Reading through the articles you linked to, I'd say that this issue is more semantic than scientific. The Big Bang occurred a
finite period of time ago, and the universe has been expanding at a
finite rate since then. Therefore the outer edge of the universe must still be a
finite distance from its center.
Even taking into account the expansion of space, that expansion too is occurring at a
finite rate. There is no way that the matter and energy that comprise the universe (plus whatever else is lurking out there) can have expanded into an
infinite volume at a
finite velocity during a
finite time.
I suspect that what these guys are talking about is not the universe, but the
space-time continuum. There is considerable argument about whether there is any, uh, uh, "stuff" of any kind beyond the outer boundary of the universe. Is there actually space and time out there? Does the phrase, "seven googol light-years from our galaxy" mean anything?
The currently fashionable version of the Big Bang insists that it wasn't just the matter and energy in the universe that popped into existence at the moment of the Big Bang. Now they're telling us that the space-time continuum came into existence then too, and it's just
our space-time continuum with
our measures of distance, duration, velocity, temperature, etc. So this means that the
laws of nature came into existence then too... that pV=nrT, f=ma, e=mc^2--all of these laws that define
how reality operates--are associated
only with our universe and may not be true any... uh, anywhere? anywhen? else? Well let's just say not in any
other universe that may pop into existence. Furthermore, the rules of arithmetic fall into that same category. There might be another universe in which 1+1 does not =2. Same for the rules of logic: there might be another universe in which if all A's are B's and all B's are C's, there might be a few A's that are not C's.
The
space-time continuum itself, then (in this model) is an artifact of our little universe and the Big Bang that brought it into existence. There may be another universe that doesn't have space, time, motion, etc., but a bunch of other measures that we'd be unlikely to be able to understand.

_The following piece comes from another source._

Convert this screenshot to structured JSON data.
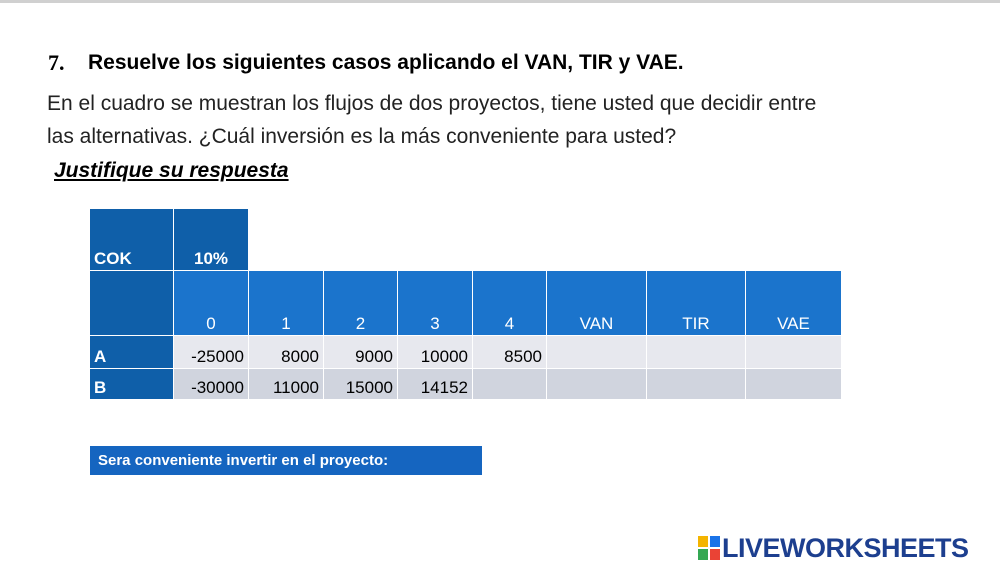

So... I think what these guys mean when they wonder if the universe is infinite, is really whether the
space-time continuum is infinite. If it is, then if there are other universes, they will have the same laws of nature, arithmetic and logic that rule our universe.

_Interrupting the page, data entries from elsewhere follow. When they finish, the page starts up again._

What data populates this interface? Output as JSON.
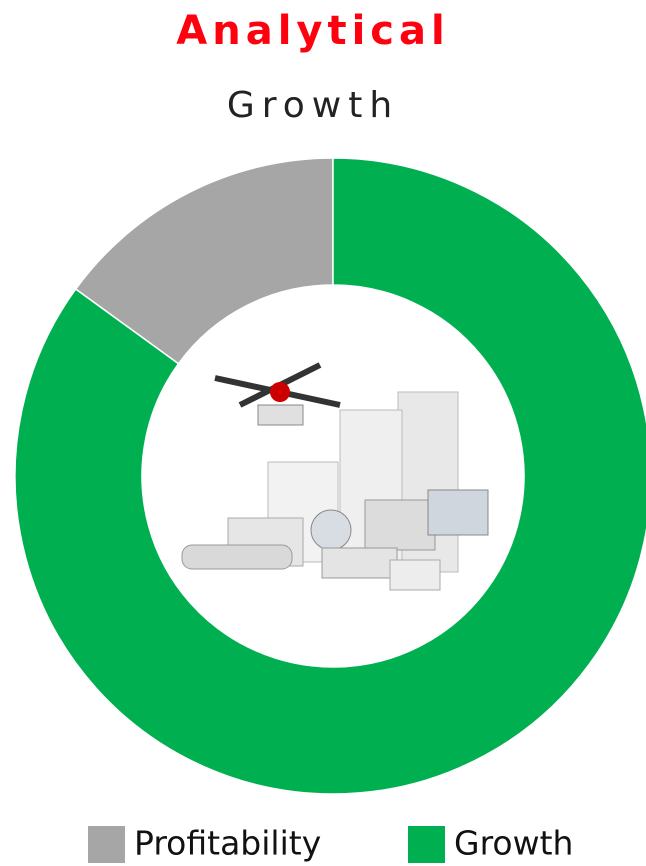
{
  "chart_data": {
    "type": "donut",
    "title": "Analytical",
    "subtitle": "Growth",
    "categories": [
      "Profitability",
      "Growth"
    ],
    "values": [
      15,
      85
    ],
    "colors": [
      "#a6a6a6",
      "#00b050"
    ],
    "legend": "bottom"
  }
}
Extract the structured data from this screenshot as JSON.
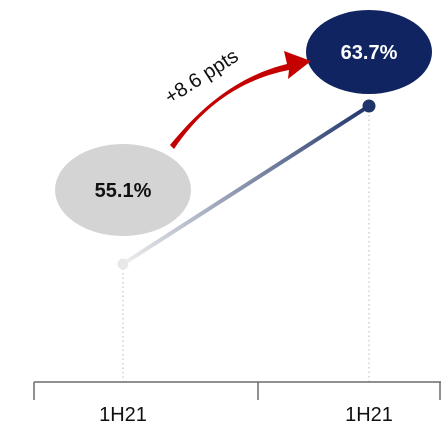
{
  "chart_data": {
    "type": "line",
    "categories": [
      "1H21",
      "1H21"
    ],
    "values": [
      55.1,
      63.7
    ],
    "value_labels": [
      "55.1%",
      "63.7%"
    ],
    "change_label": "+8.6 ppts",
    "grid": false,
    "colors": {
      "start": "#e8e8e8",
      "end": "#1f3469",
      "start_bubble": "#d4d4d4",
      "end_bubble": "#0f2461",
      "arrow": "#c40000",
      "axis": "#6b6b6b",
      "guide": "#b8b8b8"
    }
  }
}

And who says there can't be others? The Big Bang is nothing more or less than a spatially and temporally local
reversal of entropy, a phenomenon that the Second Law of Thermodynamics happily allows. Not only does it place no limits on the
size of these anomalies, but also not on their
number.
Other than that reference, I'm reasonably sure the question of the Universe being finite or infinite is rather undecided.
I'd edit that statement to "is rather
undefined."
Also the BB is far more than a respectable "Hypothesis"...

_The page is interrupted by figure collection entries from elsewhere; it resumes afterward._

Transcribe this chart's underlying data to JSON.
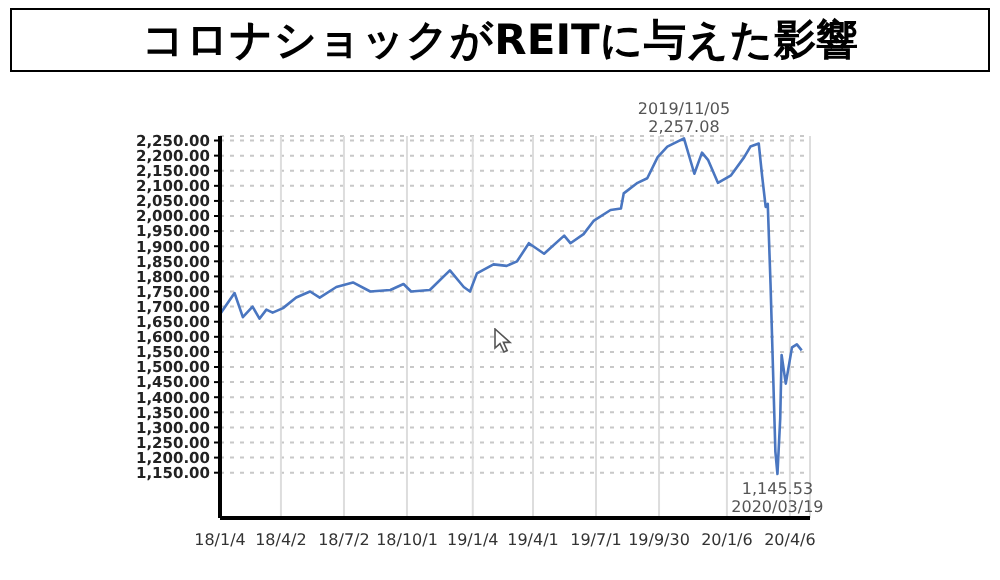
{
  "chart_data": {
    "type": "line",
    "title": "コロナショックがREITに与えた影響",
    "x": [
      "2018-01-04",
      "2018-01-25",
      "2018-02-06",
      "2018-02-20",
      "2018-03-02",
      "2018-03-12",
      "2018-03-21",
      "2018-04-05",
      "2018-04-24",
      "2018-05-14",
      "2018-05-28",
      "2018-06-21",
      "2018-07-15",
      "2018-08-09",
      "2018-09-07",
      "2018-09-26",
      "2018-10-07",
      "2018-11-03",
      "2018-12-02",
      "2018-12-22",
      "2018-12-31",
      "2019-01-10",
      "2019-02-03",
      "2019-02-22",
      "2019-03-09",
      "2019-03-26",
      "2019-04-17",
      "2019-05-16",
      "2019-05-25",
      "2019-06-13",
      "2019-06-28",
      "2019-07-22",
      "2019-08-06",
      "2019-08-10",
      "2019-08-30",
      "2019-09-13",
      "2019-09-28",
      "2019-10-12",
      "2019-11-05",
      "2019-11-20",
      "2019-12-01",
      "2019-12-10",
      "2019-12-24",
      "2020-01-12",
      "2020-01-31",
      "2020-02-09",
      "2020-02-21",
      "2020-02-26",
      "2020-03-02",
      "2020-03-05",
      "2020-03-09",
      "2020-03-16",
      "2020-03-19",
      "2020-03-23",
      "2020-03-25",
      "2020-03-31",
      "2020-04-09",
      "2020-04-16",
      "2020-04-23"
    ],
    "series": [
      {
        "color": "#4a76c0",
        "values": [
          1675,
          1745,
          1665,
          1700,
          1660,
          1690,
          1680,
          1695,
          1730,
          1750,
          1730,
          1765,
          1780,
          1750,
          1755,
          1775,
          1750,
          1755,
          1820,
          1765,
          1750,
          1810,
          1840,
          1835,
          1850,
          1910,
          1875,
          1935,
          1910,
          1940,
          1985,
          2020,
          2025,
          2075,
          2110,
          2125,
          2195,
          2230,
          2257.08,
          2140,
          2210,
          2185,
          2110,
          2135,
          2195,
          2230,
          2240,
          2130,
          2030,
          2040,
          1775,
          1220,
          1145.53,
          1330,
          1540,
          1445,
          1565,
          1575,
          1555
        ]
      }
    ],
    "xlim": [
      "2018-01-04",
      "2020-05-05"
    ],
    "xticks": [
      {
        "value": "2018-01-04",
        "label": "18/1/4"
      },
      {
        "value": "2018-04-02",
        "label": "18/4/2"
      },
      {
        "value": "2018-07-02",
        "label": "18/7/2"
      },
      {
        "value": "2018-10-01",
        "label": "18/10/1"
      },
      {
        "value": "2019-01-04",
        "label": "19/1/4"
      },
      {
        "value": "2019-04-01",
        "label": "19/4/1"
      },
      {
        "value": "2019-07-01",
        "label": "19/7/1"
      },
      {
        "value": "2019-09-30",
        "label": "19/9/30"
      },
      {
        "value": "2020-01-06",
        "label": "20/1/6"
      },
      {
        "value": "2020-04-06",
        "label": "20/4/6"
      }
    ],
    "ylim": [
      1000,
      2265
    ],
    "yticks": [
      {
        "value": 1150,
        "label": "1,150.00"
      },
      {
        "value": 1200,
        "label": "1,200.00"
      },
      {
        "value": 1250,
        "label": "1,250.00"
      },
      {
        "value": 1300,
        "label": "1,300.00"
      },
      {
        "value": 1350,
        "label": "1,350.00"
      },
      {
        "value": 1400,
        "label": "1,400.00"
      },
      {
        "value": 1450,
        "label": "1,450.00"
      },
      {
        "value": 1500,
        "label": "1,500.00"
      },
      {
        "value": 1550,
        "label": "1,550.00"
      },
      {
        "value": 1600,
        "label": "1,600.00"
      },
      {
        "value": 1650,
        "label": "1,650.00"
      },
      {
        "value": 1700,
        "label": "1,700.00"
      },
      {
        "value": 1750,
        "label": "1,750.00"
      },
      {
        "value": 1800,
        "label": "1,800.00"
      },
      {
        "value": 1850,
        "label": "1,850.00"
      },
      {
        "value": 1900,
        "label": "1,900.00"
      },
      {
        "value": 1950,
        "label": "1,950.00"
      },
      {
        "value": 2000,
        "label": "2,000.00"
      },
      {
        "value": 2050,
        "label": "2,050.00"
      },
      {
        "value": 2100,
        "label": "2,100.00"
      },
      {
        "value": 2150,
        "label": "2,150.00"
      },
      {
        "value": 2200,
        "label": "2,200.00"
      },
      {
        "value": 2250,
        "label": "2,250.00"
      }
    ],
    "grid": true,
    "annotations": [
      {
        "text": "2019/11/05",
        "x": "2019-11-05",
        "y": 2257.08
      },
      {
        "text": "2,257.08",
        "x": "2019-11-05",
        "y": 2257.08
      },
      {
        "text": "1,145.53",
        "x": "2020-03-19",
        "y": 1145.53
      },
      {
        "text": "2020/03/19",
        "x": "2020-03-19",
        "y": 1145.53
      }
    ]
  }
}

Although, as I have often lamented, most scientists are crappy communicators, especially with laymen, they nonetheless have a vocabulary which, if they'd simply
use it, is rather precise.
A
hypothesis is the next-to-top level of respectability for a statement. The topmost level is a
theory.
A hypothesis can only be promoted to the status of a theory by being
proven true beyond a reasonable doubt. This allows a little leeway for a theory to be occasionally overturned, and somewhat more often to be merely
elaborated (such as Einstein's elaborations to Newton's Laws of Motion, which are completely irrelevant to creatures who live at the bottom of a gravity well and will never travel faster than a few ten-thousandths of the speed of light), but on the balance the scientific canon is not assaulted on a daily basis so we're safe in relying on it.
A hypothesis, on the other hand, is nothing more or less than a statement that is not obviously false, is based on a respectable volume of evidence, and is at least theoretically capable of being
disproven. A hypothesis is tested by a search for more
evidence, by
experimentation, and by
peer review. If it passes all the tests, it may be elevated to the status of a theory.
That's all there is in science. Other terminology, such as "hunches" and "gut feelings" and "unprovable assertions" are the language of laymen--including everyone from dreamers to police detectives to outright crackpots.
I left out "faith" because "reasoned faith" (my dog has been faithful for 14 years so I have faith that she will continue to be so) has a place in the scientific method, whereas "unreasoned faith" (our Bronze Age ancestors observed the oceans rise to cover the highest mountains--a level that would have required six times as much water as there is on the entire planet--I know that doesn't make sense but God assures me that it's true anyway) is the playground of religion.